While early versions of GPT-1, first released in 2018, scored poorly on the test, the neural network showed stunning improvement stretched across different iterations and spontaneously developed “Theory of Mind” capability of a 9-year-old human by November 2022 (the release of the latest GPT-3.5). Kosinski says this could be a “watershed moment” for AI, as the ability to understand and predict human behavior would make these engines much more useful.

Kosinski writes:

“The ability to impute the mental state of others would greatly improve AI’s ability to interact and communicate with humans (and each other), and enable it to develop other abilities that rely on Theory of Mind, such as empathy, moral judgment, or self-consciousness.”

The ability to program empathy and morality could be a big boon for things like self-driving cars when needing to decide whether to put a driver in danger to save the life of a child crossing the street, for example.

One question that remains is whether these neural networks are engaging in ToM intuition or are bypassing it by “leveraging some unknown language patterns.” This could explain why this ability is emerging in language-based models, which strive to understand the subtle nuances of human speech.

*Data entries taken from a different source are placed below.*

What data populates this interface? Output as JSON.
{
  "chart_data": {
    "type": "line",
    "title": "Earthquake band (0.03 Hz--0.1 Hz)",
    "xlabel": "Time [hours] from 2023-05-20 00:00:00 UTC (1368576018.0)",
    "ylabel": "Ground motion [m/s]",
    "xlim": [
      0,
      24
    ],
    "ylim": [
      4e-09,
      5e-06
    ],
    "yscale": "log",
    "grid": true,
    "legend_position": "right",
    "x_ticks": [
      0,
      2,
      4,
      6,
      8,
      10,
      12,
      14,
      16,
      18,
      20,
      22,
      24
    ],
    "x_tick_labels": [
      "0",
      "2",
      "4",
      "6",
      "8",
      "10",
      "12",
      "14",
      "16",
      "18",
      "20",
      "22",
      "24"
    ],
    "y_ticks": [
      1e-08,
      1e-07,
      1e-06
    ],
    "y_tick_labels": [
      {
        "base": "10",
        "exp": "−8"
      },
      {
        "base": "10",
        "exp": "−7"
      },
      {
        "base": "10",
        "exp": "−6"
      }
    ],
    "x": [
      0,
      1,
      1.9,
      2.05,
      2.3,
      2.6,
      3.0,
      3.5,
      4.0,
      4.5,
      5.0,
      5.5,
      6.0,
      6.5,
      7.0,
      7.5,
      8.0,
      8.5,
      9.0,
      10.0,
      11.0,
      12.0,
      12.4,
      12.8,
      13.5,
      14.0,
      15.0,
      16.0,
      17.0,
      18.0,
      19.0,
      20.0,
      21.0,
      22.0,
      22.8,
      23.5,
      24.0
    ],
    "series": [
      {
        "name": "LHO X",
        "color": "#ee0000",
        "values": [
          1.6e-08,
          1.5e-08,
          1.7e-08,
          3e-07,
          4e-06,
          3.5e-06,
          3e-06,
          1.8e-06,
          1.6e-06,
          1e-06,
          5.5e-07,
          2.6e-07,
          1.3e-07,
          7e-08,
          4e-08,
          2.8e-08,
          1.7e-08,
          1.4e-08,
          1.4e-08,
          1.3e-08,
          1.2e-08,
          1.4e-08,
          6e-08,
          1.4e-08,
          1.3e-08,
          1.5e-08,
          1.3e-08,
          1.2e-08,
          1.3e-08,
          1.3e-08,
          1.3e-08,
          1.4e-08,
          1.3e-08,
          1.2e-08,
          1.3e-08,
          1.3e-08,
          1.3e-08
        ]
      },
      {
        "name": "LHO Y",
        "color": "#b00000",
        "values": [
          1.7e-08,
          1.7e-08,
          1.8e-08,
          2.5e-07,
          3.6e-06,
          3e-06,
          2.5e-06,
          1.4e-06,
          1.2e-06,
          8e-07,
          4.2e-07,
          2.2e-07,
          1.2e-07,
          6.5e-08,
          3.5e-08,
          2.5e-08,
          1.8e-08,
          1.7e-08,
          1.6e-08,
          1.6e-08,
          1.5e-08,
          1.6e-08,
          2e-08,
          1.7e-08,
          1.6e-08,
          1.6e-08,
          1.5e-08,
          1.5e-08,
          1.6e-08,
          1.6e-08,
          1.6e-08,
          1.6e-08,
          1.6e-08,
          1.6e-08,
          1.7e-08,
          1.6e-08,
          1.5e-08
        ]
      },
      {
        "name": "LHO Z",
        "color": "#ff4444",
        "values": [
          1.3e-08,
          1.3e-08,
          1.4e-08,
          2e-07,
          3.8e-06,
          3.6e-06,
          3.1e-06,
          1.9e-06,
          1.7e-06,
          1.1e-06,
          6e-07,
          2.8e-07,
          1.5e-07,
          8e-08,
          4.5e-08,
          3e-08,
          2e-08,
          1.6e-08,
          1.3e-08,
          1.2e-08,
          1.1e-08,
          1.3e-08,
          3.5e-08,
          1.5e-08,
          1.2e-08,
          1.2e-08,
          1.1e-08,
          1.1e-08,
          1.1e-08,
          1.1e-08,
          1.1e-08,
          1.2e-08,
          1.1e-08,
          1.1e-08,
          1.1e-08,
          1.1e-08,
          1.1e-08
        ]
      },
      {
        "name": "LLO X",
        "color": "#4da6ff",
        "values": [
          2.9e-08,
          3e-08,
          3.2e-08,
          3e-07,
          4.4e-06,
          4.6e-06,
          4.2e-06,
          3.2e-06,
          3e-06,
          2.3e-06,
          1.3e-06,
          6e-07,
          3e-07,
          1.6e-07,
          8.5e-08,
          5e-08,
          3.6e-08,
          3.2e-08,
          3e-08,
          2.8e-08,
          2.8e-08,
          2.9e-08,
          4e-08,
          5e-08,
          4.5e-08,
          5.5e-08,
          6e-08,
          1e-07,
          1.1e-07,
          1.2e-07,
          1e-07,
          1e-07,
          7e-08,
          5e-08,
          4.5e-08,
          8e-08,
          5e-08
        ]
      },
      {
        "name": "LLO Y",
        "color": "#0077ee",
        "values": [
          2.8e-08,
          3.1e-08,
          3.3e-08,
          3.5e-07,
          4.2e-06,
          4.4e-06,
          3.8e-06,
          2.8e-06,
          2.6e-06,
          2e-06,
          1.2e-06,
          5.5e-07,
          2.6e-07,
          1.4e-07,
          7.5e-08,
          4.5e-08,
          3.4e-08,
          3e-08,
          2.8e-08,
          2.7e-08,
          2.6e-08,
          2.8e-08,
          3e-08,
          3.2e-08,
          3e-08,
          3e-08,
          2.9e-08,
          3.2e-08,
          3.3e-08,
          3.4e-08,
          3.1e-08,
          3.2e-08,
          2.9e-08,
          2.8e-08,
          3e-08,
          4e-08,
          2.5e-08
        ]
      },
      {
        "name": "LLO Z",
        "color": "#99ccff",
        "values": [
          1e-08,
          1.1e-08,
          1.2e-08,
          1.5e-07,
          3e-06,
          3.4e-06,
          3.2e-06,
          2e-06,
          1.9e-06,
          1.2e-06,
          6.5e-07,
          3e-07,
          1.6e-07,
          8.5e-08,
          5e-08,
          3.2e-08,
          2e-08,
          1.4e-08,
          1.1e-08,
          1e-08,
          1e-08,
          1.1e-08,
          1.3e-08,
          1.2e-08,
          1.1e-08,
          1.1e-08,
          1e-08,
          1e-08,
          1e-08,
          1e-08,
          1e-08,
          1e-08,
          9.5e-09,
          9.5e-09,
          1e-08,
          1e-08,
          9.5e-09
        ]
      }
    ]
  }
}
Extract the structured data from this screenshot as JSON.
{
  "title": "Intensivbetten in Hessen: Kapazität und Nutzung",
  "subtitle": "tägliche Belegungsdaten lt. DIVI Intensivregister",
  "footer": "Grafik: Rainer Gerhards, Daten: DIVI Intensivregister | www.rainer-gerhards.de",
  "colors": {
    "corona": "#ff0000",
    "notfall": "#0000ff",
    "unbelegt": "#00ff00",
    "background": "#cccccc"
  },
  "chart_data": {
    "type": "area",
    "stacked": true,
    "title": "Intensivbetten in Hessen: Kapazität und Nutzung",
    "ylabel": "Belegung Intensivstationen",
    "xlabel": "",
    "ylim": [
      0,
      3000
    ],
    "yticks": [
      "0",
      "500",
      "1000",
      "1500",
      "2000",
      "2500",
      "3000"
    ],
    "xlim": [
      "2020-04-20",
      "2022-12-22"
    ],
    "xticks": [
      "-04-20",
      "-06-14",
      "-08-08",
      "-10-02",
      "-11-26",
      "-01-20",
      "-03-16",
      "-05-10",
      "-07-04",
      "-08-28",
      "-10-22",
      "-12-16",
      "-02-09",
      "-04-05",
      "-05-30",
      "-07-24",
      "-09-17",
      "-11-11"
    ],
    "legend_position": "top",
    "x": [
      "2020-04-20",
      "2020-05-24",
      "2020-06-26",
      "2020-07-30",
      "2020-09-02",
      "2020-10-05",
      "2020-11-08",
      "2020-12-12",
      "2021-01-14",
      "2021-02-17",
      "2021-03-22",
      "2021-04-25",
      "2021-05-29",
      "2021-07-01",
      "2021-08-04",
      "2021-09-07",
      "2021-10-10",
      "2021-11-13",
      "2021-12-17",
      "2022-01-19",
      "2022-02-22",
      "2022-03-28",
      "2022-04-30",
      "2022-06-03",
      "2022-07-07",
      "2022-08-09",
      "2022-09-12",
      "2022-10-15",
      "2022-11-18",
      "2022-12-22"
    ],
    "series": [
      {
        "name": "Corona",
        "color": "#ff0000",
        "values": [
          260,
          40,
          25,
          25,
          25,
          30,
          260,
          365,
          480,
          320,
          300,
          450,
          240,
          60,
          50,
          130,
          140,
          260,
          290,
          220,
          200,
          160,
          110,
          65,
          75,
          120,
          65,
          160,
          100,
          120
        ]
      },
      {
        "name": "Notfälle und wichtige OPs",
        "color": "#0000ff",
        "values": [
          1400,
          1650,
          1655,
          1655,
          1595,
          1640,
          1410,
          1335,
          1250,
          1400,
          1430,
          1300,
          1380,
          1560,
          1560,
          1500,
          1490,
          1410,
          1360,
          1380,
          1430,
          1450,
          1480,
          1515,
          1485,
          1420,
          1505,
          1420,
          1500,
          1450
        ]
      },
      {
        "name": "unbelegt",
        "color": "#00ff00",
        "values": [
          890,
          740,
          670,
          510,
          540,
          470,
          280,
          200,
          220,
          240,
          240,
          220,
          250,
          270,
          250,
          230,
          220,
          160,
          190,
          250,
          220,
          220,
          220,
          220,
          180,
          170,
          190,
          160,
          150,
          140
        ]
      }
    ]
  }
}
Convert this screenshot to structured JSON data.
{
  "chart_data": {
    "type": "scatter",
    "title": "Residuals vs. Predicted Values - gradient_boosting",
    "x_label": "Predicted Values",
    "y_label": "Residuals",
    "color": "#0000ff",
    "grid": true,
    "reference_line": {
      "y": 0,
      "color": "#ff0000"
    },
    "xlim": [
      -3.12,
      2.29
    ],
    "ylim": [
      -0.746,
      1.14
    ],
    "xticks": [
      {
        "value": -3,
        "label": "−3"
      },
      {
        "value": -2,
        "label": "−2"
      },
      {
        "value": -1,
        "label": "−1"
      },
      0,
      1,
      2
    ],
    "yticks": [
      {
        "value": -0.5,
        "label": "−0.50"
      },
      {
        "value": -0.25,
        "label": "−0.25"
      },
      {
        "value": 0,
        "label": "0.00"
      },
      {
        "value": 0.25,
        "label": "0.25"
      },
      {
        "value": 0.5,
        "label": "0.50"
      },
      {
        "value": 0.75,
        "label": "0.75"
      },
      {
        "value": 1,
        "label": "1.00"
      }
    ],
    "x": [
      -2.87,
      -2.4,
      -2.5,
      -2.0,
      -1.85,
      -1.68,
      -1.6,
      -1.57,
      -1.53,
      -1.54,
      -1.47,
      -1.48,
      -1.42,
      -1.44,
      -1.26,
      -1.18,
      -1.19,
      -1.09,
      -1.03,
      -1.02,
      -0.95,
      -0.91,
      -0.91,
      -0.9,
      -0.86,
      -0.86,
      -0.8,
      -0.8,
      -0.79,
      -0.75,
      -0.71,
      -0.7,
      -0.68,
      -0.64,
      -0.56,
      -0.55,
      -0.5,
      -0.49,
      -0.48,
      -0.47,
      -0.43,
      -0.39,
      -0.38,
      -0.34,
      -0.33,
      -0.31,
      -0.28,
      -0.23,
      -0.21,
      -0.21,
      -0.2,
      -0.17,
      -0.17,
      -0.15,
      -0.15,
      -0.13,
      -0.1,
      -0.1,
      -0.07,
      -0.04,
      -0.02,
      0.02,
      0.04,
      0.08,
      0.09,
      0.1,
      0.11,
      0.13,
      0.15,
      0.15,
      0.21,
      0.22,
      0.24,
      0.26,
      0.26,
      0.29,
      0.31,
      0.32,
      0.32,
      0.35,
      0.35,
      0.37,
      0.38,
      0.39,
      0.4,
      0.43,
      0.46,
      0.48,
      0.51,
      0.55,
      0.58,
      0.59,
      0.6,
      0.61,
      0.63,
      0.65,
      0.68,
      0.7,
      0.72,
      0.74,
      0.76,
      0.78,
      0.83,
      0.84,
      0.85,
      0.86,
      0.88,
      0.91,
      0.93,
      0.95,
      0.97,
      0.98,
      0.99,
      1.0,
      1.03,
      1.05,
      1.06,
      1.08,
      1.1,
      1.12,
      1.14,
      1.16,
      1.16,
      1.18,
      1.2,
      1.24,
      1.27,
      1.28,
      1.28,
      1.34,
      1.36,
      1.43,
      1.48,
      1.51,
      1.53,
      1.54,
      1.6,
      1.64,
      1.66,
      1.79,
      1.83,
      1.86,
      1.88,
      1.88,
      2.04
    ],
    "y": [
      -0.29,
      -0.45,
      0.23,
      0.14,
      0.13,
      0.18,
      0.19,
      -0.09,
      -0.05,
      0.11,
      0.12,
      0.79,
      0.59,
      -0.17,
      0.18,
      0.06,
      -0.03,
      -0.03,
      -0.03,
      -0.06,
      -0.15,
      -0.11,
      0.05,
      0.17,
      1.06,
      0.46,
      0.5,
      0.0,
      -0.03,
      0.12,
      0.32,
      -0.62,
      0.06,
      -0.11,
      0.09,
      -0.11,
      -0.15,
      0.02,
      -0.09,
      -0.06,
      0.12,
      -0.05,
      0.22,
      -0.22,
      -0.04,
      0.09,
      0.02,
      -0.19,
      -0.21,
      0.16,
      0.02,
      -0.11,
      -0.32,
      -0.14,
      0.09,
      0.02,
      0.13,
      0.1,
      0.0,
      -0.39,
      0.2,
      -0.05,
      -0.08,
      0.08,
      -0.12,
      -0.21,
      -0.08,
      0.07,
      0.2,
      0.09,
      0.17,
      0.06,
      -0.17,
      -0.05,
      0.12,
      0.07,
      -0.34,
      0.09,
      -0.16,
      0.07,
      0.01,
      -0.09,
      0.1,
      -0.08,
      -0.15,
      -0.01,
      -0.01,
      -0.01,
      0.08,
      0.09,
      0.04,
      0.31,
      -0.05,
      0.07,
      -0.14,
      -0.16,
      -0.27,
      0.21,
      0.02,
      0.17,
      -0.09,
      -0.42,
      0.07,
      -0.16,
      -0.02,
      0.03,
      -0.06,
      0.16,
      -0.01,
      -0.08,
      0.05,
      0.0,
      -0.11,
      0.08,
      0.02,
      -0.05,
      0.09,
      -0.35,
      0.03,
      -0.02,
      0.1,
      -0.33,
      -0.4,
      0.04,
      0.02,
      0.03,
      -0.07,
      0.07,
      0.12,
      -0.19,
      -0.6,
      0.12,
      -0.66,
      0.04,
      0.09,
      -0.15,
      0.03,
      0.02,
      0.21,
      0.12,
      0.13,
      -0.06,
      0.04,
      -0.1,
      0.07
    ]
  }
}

But this also begs the question: Can humans perform this language trick as well and simply don’t know it? Kosinski argues that by studying the cognitive capabilities of these AI systems, we’re essentially studying ourselves as the workings of the human mind is still filled with scientific mysteries.

“Studying AI could provide insights into human cognition,” Kosinski writes. “As AI learns how to solve a broad range of problems, it may be developing mechanisms akin to those employed by the human brain to solve the same problems.”

In other words, if you want to figure out how something works, build it from scratch.